Adaptive Differential Privacy in Federated Learning: A Priority-Based Approach
Mahtab Talaei, Iman Izadi
TL;DR
Federated learning exposes model updates to potential privacy leaks, motivating the use of differential privacy $(\epsilon,\delta)$-DP. The paper proposes adaptive DP in FL by allocating Gaussian noise according to feature and parameter importance, via sensitivity-based and variance-based ranking methods. The authors implement uplink noise $\sigma_U = c L \Delta s_U / \epsilon$ (with $\Delta s_U \le 2C/m$) and a derived downlink noise $\sigma_D$ to preserve DP, and demonstrate improved privacy-accuracy trade-offs on MNIST with an MLP. The work highlights the importance of parameter-level adaptivity in DP for FL and suggests directions such as per-parameter noise distributions and analyzing the effect of perturbing irrelevant features.
Abstract
Federated learning (FL) as one of the novel branches of distributed machine learning (ML), develops global models through a private procedure without direct access to local datasets. However, access to model updates (e.g. gradient updates in deep neural networks) transferred between clients and servers can reveal sensitive information to adversaries. Differential privacy (DP) offers a framework that gives a privacy guarantee by adding certain amounts of noise to parameters. This approach, although being effective in terms of privacy, adversely affects model performance due to noise involvement. Hence, it is always needed to find a balance between noise injection and the sacrificed accuracy. To address this challenge, we propose adaptive noise addition in FL which decides the value of injected noise based on features' relative importance.

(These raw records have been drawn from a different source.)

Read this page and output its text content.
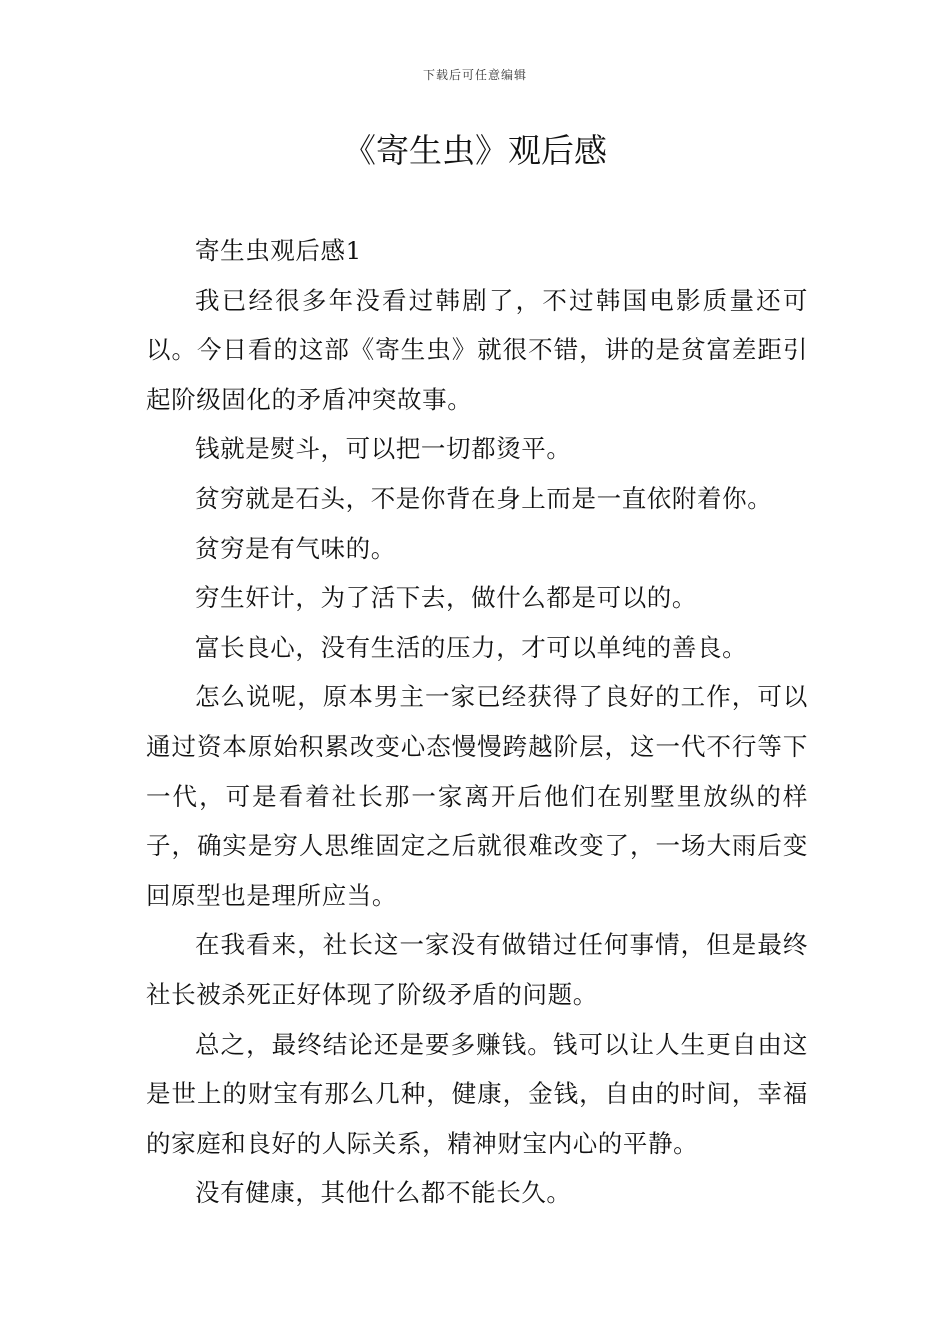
下载后可任意编辑
《寄生虫》观后感

寄生虫观后感1

我已经很多年没看过韩剧了，不过韩国电影质量还可以。今日看的这部《寄生虫》就很不错，讲的是贫富差距引起阶级固化的矛盾冲突故事。

钱就是熨斗，可以把一切都烫平。

贫穷就是石头，不是你背在身上而是一直依附着你。

贫穷是有气味的。

穷生奸计，为了活下去，做什么都是可以的。

富长良心，没有生活的压力，才可以单纯的善良。

怎么说呢，原本男主一家已经获得了良好的工作，可以通过资本原始积累改变心态慢慢跨越阶层，这一代不行等下一代，可是看着社长那一家离开后他们在别墅里放纵的样子，确实是穷人思维固定之后就很难改变了，一场大雨后变回原型也是理所应当。

在我看来，社长这一家没有做错过任何事情，但是最终社长被杀死正好体现了阶级矛盾的问题。

总之，最终结论还是要多赚钱。钱可以让人生更自由这是世上的财宝有那么几种，健康，金钱，自由的时间，幸福的家庭和良好的人际关系，精神财宝内心的平静。

没有健康，其他什么都不能长久。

Here, we first propose two effective methods for prioritizing features in deep neural network models and then perturb models' weights based on this information. Specifically, we try to figure out whether the idea of adding more noise to less important parameters and less noise to more important parameters can effectively save the model accuracy while preserving privacy. Our experiments confirm this statement under some conditions. The amount of noise injected, the proportion of parameters involved, and the number of global iterations can significantly change the output. While a careful choice of parameters by considering the properties of datasets can improve privacy without intense loss of accuracy, a bad choice can make the model performance worse.